Accessing from another device on your network

The repository's next.config.mjs includes an allowedDevOrigins entry for a specific local IP. If you intend to test from a phone or another machine on your LAN, edit that file to include your own dev machine's IP, then restart the dev server.

// next.config.mjs
const nextConfig = {
  allowedDevOrigins: ['192.168.1.42'],
};
10 Create the First Admin

Bootstrap your account

Gesso has no public sign-up. The first user must be created manually so that they can then add other users from the admin panel.

  1. In Supabase, open Authentication → Users and click Add user → Create new user. Enter your email and a password. Make sure Auto Confirm User is checked.
  2. Open the SQL Editor and insert a matching profile row, setting the role to teacher or admin:
insert into public.profiles (id, email, display_name, role)
values (
  'paste-the-user-id-from-auth-users',
  'you@example.com',
  'Your Name',
  'teacher'
);

You can now sign in at http://localhost:3000 and create your first course. From there, additional users can be invited through the application's UI, which writes to the email_whitelist table on your behalf.

11 Deploy to Vercel

Push to production

Vercel is the recommended host for Next.js applications and the path of least resistance for Gesso.

  1. Push your fork to GitHub if you have not already.
  2. Sign in to vercel.com/new and import the repository. Vercel auto-detects Next.js and fills in the build settings.
  3. Under Environment Variables, add the same three keys from your .env.local: NEXT_PUBLIC_SUPABASE_URL, NEXT_PUBLIC_SUPABASE_ANON_KEY, and SUPABASE_SERVICE_ROLE_KEY. Apply them to all environments (Production, Preview, Development).
  4. Click Deploy. The first build takes two to four minutes.
  5. Once deployed, copy the production URL and add it to your Supabase project's Authentication → URL Configuration as both the Site URL and an allowed redirect.

Subsequent pushes to your default branch trigger automatic production deploys. Pull requests get their own preview URL, which is handy for review.

12 Troubleshooting

Common issues

Build fails with "Module not found"

Delete node_modules and .next, then run npm install again. Verify you are on Node 20 or later with node --version.

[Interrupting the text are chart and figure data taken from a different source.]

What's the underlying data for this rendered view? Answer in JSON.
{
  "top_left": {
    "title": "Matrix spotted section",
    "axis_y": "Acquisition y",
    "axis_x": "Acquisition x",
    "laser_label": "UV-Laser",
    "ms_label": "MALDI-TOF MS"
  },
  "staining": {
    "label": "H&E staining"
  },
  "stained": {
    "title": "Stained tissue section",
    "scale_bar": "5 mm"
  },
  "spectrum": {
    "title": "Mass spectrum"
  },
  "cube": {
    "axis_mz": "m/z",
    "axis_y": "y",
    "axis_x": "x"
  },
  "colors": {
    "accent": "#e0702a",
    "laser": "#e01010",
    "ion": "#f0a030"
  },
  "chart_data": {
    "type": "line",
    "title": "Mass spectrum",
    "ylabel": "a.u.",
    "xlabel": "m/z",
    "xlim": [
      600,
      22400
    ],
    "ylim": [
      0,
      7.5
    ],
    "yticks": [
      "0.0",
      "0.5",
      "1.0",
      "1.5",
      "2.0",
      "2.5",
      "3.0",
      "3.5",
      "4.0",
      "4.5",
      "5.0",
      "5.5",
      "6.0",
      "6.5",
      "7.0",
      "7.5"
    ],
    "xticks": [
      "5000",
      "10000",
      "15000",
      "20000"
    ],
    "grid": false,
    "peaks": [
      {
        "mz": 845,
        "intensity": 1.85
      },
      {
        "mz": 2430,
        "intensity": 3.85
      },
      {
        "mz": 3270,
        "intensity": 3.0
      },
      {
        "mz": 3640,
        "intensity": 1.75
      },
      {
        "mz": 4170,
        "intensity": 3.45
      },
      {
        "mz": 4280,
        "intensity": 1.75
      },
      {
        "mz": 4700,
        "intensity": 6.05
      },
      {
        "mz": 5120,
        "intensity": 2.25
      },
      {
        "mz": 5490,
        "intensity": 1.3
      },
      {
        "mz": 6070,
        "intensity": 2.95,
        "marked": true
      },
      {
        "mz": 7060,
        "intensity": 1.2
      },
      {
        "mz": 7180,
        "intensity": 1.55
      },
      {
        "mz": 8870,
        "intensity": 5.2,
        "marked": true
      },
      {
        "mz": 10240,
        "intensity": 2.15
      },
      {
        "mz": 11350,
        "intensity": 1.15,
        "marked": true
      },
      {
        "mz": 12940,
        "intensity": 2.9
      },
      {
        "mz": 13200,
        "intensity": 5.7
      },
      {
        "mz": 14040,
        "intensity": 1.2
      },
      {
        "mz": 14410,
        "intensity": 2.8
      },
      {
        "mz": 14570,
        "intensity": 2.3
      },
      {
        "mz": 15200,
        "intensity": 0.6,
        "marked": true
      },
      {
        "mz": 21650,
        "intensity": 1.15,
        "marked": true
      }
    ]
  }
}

"Invalid API key" from Supabase

Re-copy the keys from Project Settings → API. Keys are scoped to a single project — using a key from the wrong project will fail silently or with cryptic errors. Restart the dev server after editing .env.local; Next.js does not pick up env changes automatically.

Sign-up redirects to localhost in production

Update the Site URL in Authentication → URL Configuration to your production domain, and add it to the allowed redirect URLs.

Files upload but cannot be downloaded

Check your Storage bucket policies. The most common cause is a bucket that is private (correct) but missing a SELECT policy for authenticated users who should have access.

Row Level Security errors

If queries return empty arrays when they should return data, inspect your RLS policies in the Supabase dashboard under Authentication → Policies. A missing policy is functionally identical to "no rows match."

Tailwind classes not applying

Tailwind v4 reads its content paths from the Next.js configuration automatically, but if you add new top-level directories, restart the dev server so the JIT compiler picks them up.

13 Next Steps

Once Gesso is running

With your instance up and your first admin account created, the day-to-day work happens inside the application. The User Manual covers everything from setting up a course and managing your roster to creating multi-stage assignments and returning marked drafts. Share it with the teachers, students, and tutors on your instance.